Abuse of prescription medications and other substances is creating unprecedented levels of addiction and dependency throughout our region and across the state. The percent of admissions to publicly funded treatment centers due to opioids has tripled in Tennessee over the past 10 years. According to the Tennessee Department of Mental Health and Substance Abuse Services (TDMHSAS), 221,000 Tennesseans used pain relievers non-medically in the past year. Of these, 58,000 were young adults ages 18-25. In total, Tennessee experienced 1,818 opioid deaths in 2018.

Opioid prescriptions have declined sharply across the region since 2014, but overdoses, both fatal and non-fatal have continued to rise as individuals turn to black market options. Counterfeit prescription drugs, which are smuggled into the United States and sold illegally, look identical to popular name-brand prescription drugs, but are often dangerous mixes of illicit narcotics and chemical compounds such as fentanyl and carfentanil. Heroin use is also on the rise: statewide in 2009, there were 18 deaths from heroin overdoses; in 2016, there were 367. This drug and opioid crisis is decimating families and communities.
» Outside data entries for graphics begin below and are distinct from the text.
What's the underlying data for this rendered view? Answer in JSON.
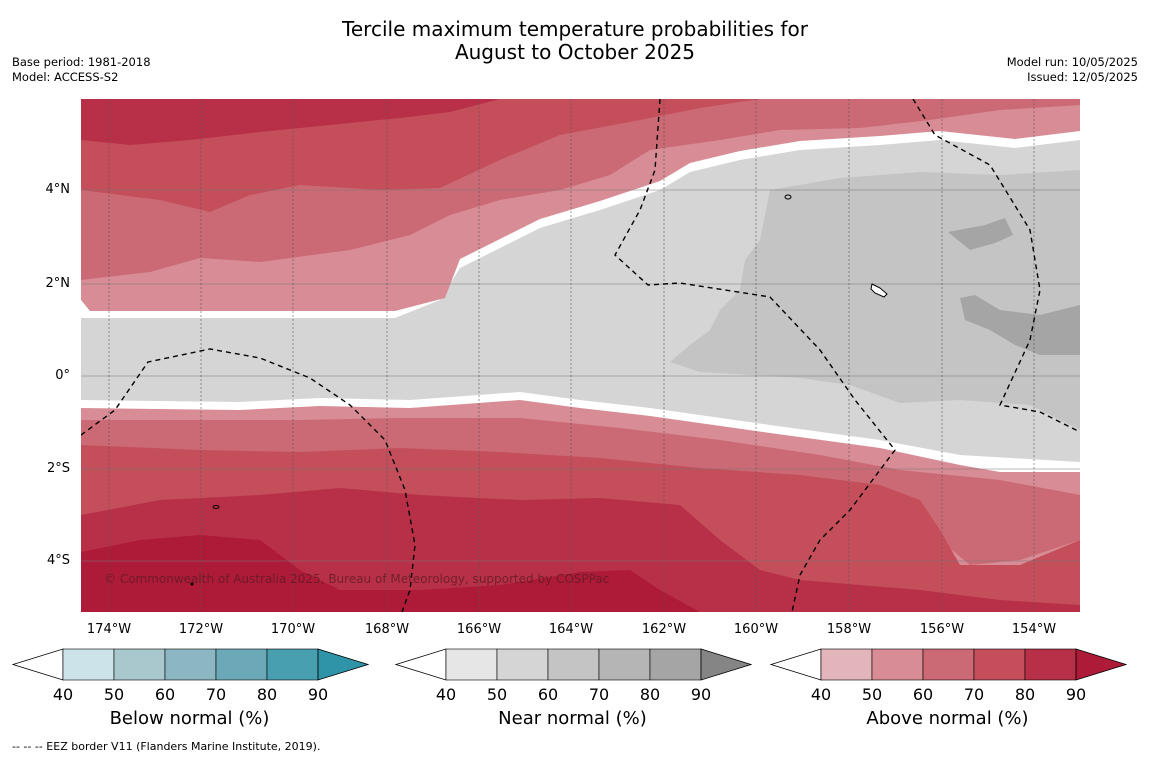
{
  "title_line1": "Tercile maximum temperature probabilities for",
  "title_line2": "August to October 2025",
  "base_period": "Base period: 1981-2018",
  "model": "Model: ACCESS-S2",
  "model_run": "Model run: 10/05/2025",
  "issued": "Issued: 12/05/2025",
  "copyright": "© Commonwealth of Australia 2025, Bureau of Meteorology, supported by COSPPac",
  "footer": "--  --  -- EEZ border V11 (Flanders Marine Institute, 2019).",
  "lat_labels": [
    "4°N",
    "2°N",
    "0°",
    "2°S",
    "4°S"
  ],
  "lon_labels": [
    "174°W",
    "172°W",
    "170°W",
    "168°W",
    "166°W",
    "164°W",
    "162°W",
    "160°W",
    "158°W",
    "156°W",
    "154°W"
  ],
  "colorbars": [
    {
      "label": "Below normal (%)",
      "ticks": [
        "40",
        "50",
        "60",
        "70",
        "80",
        "90"
      ],
      "colors": [
        "#cce3ea",
        "#a8c8ce",
        "#8bb6c2",
        "#6ba9b9",
        "#479fb0",
        "#2f94a8"
      ]
    },
    {
      "label": "Near normal (%)",
      "ticks": [
        "40",
        "50",
        "60",
        "70",
        "80",
        "90"
      ],
      "colors": [
        "#e6e6e6",
        "#d5d5d5",
        "#c4c4c4",
        "#b5b5b5",
        "#a5a5a5",
        "#858585"
      ]
    },
    {
      "label": "Above normal (%)",
      "ticks": [
        "40",
        "50",
        "60",
        "70",
        "80",
        "90"
      ],
      "colors": [
        "#e2b5bb",
        "#d88c95",
        "#cb6a75",
        "#c44f5b",
        "#b83048",
        "#ae1b38"
      ]
    }
  ],
  "palette": {
    "near_light": "#d5d5d5",
    "near_mid": "#c4c4c4",
    "near_dark": "#a5a5a5",
    "above_50": "#d88c95",
    "above_60": "#cb6a75",
    "above_70": "#c44f5b",
    "above_80": "#b83048",
    "above_90": "#ae1b38"
  }
}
Overdoses and treatment costs are also ballooning budgets for local governments, health departments, and law enforcement agencies. Employers cannot hire addicts to operate machinery or vehicles, creating worker shortages. It is essential for the region to recognize this public health crisis and support state and national efforts to reduce opioid abuse.

Hepatitis & HIV Risk

In 2015, Scott County, Indiana—a rural community of 24,000 with a 97.6% white population—experienced an HIV and Hepatitis C outbreak spurred by sharing dirty needles to inject opioids. Nearly 200 people contracted the HIV virus, with more than 20 new cases being diagnosed every week during the height of the outbreak. The following year, the Center for Disease Control released a report that identified 220 counties at risk for a similar outbreak based on factors including poverty, rural setting, previous drug abuse patterns, and other factors. As of 2018, local at-risk communities identified by CDC include Bledsoe, Meigs, Polk and Rhea.